The Bfloat16 data format, which allocates 1 sign, 8 exponent, and 7 mantissa bits, is standard for LLM inference. We found that MoE LLMs underutilize the available 8-bit exponent range: expert-weight exponents concentrate in a narrow band, leaving much of the dynamic range unused. For Mixtral-8×7B (Figure 2(a)), most exponents fall between 112 and 128.

Leveraging the concentrated exponent distribution, we apply a fixed shift to map all exponents into a 5-bit range, as illustrated in Figure 3(b). Specifically, any exponent smaller than 112 is rounded up to 112, and then all exponents are shifted down by 112, resulting in values that fall within the range of 0 to 31. This shift operation frees 3 bits within the original 8-bit exponent field, which can be used to pack the binary mask bits and a sign bit. Hence, the resultant $\mathbf{W}_{merged}$ is stored in a standard Bfloat16 data format, effectively embedding the masks and signs without additional storage.

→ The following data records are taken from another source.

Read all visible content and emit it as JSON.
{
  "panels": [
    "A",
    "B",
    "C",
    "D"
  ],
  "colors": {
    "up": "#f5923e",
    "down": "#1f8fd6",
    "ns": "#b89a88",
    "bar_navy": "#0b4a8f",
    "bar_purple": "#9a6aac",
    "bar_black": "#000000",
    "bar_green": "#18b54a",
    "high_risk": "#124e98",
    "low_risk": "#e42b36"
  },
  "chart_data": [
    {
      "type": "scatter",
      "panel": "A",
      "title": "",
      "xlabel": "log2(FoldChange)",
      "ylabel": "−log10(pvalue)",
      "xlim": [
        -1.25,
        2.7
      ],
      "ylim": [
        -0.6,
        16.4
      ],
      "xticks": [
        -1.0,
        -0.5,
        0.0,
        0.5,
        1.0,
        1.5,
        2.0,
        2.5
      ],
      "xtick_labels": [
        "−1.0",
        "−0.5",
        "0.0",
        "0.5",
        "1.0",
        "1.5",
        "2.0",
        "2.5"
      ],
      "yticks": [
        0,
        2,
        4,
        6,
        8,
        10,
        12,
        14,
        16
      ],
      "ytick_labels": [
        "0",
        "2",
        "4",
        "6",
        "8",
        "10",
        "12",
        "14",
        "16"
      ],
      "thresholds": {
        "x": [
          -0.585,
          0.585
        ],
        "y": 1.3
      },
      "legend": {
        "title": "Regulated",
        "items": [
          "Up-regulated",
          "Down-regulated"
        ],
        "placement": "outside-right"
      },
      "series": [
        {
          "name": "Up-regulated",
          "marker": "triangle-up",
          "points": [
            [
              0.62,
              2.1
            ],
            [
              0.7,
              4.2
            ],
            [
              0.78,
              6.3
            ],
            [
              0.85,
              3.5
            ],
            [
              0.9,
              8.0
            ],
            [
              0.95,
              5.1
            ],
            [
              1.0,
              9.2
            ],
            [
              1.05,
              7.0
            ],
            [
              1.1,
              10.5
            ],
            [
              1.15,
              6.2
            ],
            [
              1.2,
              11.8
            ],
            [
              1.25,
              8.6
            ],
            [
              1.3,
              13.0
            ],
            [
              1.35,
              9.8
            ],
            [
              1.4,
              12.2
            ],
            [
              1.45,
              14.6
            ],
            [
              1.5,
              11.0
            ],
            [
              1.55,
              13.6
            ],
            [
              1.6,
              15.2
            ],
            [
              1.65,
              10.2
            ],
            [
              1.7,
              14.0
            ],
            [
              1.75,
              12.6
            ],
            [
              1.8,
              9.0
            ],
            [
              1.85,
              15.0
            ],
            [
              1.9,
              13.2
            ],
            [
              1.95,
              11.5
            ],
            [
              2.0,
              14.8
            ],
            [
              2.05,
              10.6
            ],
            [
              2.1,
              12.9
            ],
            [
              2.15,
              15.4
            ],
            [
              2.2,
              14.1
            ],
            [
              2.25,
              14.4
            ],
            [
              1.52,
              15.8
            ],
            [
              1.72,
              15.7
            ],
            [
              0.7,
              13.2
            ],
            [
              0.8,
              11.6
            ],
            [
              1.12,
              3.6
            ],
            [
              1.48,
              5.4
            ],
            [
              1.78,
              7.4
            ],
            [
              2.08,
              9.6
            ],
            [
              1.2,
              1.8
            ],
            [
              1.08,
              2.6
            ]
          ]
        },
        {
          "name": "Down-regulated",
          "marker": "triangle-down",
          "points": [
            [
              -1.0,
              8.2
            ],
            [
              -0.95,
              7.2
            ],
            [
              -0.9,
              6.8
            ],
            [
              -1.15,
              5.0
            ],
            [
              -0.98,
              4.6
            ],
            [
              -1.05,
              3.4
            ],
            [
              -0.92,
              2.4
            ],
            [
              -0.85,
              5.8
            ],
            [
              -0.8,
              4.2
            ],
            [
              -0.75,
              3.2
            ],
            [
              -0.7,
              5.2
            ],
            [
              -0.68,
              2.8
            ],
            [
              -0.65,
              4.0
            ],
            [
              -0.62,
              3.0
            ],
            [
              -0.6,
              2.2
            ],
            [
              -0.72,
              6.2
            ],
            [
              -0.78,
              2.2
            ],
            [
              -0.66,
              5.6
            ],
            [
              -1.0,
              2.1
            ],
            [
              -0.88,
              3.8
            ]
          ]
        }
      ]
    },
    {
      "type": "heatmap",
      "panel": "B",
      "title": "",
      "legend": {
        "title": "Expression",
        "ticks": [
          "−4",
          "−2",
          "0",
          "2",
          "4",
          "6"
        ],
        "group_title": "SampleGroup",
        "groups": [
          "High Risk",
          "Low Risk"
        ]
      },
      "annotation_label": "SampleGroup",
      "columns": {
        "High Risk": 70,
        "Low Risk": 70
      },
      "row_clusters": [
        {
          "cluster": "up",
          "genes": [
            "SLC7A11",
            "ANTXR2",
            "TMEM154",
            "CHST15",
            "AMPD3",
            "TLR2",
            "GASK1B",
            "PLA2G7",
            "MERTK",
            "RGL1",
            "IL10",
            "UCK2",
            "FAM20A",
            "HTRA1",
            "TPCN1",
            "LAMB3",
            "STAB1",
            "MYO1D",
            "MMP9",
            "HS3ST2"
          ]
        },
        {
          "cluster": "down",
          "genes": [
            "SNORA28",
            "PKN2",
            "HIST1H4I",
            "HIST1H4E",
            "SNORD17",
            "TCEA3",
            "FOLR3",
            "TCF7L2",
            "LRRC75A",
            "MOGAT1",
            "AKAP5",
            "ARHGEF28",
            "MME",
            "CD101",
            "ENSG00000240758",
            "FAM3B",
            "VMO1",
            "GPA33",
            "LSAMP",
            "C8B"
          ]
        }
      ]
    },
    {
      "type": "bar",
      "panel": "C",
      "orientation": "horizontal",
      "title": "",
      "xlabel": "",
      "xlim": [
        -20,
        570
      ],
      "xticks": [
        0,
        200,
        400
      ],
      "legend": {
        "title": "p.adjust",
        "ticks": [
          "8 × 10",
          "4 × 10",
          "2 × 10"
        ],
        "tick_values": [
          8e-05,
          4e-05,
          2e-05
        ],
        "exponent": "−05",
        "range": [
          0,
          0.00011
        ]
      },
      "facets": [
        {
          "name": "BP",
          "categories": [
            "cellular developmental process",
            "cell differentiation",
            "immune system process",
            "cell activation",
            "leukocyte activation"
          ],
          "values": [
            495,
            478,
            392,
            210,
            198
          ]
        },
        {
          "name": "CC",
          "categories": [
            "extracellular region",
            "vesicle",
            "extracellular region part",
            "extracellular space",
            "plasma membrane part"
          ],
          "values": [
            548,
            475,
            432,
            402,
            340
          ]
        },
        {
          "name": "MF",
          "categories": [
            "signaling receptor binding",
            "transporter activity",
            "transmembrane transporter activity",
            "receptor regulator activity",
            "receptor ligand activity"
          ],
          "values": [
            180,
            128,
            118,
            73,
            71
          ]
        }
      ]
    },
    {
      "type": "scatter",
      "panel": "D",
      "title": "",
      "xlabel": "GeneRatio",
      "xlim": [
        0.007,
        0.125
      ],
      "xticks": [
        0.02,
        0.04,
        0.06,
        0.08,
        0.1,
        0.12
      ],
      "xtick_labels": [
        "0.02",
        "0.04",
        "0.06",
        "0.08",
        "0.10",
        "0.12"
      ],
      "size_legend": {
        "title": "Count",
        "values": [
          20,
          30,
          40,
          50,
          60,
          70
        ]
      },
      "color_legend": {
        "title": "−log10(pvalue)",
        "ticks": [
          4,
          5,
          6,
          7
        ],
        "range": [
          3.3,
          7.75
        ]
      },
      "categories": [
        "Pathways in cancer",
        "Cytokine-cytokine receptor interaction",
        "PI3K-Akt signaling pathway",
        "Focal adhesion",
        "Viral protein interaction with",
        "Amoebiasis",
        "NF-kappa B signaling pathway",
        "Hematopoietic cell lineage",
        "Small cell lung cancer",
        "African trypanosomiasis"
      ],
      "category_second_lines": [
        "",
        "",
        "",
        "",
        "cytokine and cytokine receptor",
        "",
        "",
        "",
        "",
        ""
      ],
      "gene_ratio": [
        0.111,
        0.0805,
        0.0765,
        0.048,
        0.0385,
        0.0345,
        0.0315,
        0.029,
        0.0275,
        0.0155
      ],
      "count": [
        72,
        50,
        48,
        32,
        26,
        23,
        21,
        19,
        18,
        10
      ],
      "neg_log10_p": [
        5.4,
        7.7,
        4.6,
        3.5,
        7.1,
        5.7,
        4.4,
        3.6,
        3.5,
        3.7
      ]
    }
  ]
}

More Efficient Compression and Inference

(a) PuzzleMoE only takes 2 minutes for compressing Mixtral-8x7B, while D2 takes 55 minutes due to the heavy computation cost of SVD operation. For Deepseek-MoE, PuzzleMoE takes 10 minutes for compression, indicating the efficiency of PuzzleMoE on MoE models with a large number of experts. Note that NAEE’s reliance on exhaustive search makes the compression time quite expensive. For instance, applying it to DeepSeek-MoE with 64 experts requires $10^{18}$ on the order of forward passes, rendering it infeasible in practice.

(b) and (c): For Mixtral-8x7B, the full model necessitates two A100-80G GPUs for inference, whereas the compressed model can be deployed on a single A100-80G GPU. Similarly, for Qwen3-MoE, which is evaluated on A100-40G GPUs, the full model requires two GPUs for inference, while the compressed model is capable of inference on a single GPU. Moreover, PuzzleMoE achieves an inference speedup of $1.28\times$ for Mixtral-8x7B and $1.19\times$ for Qwen3-MoE, which are marginally better than the existing compression methods and with great accuracy gains.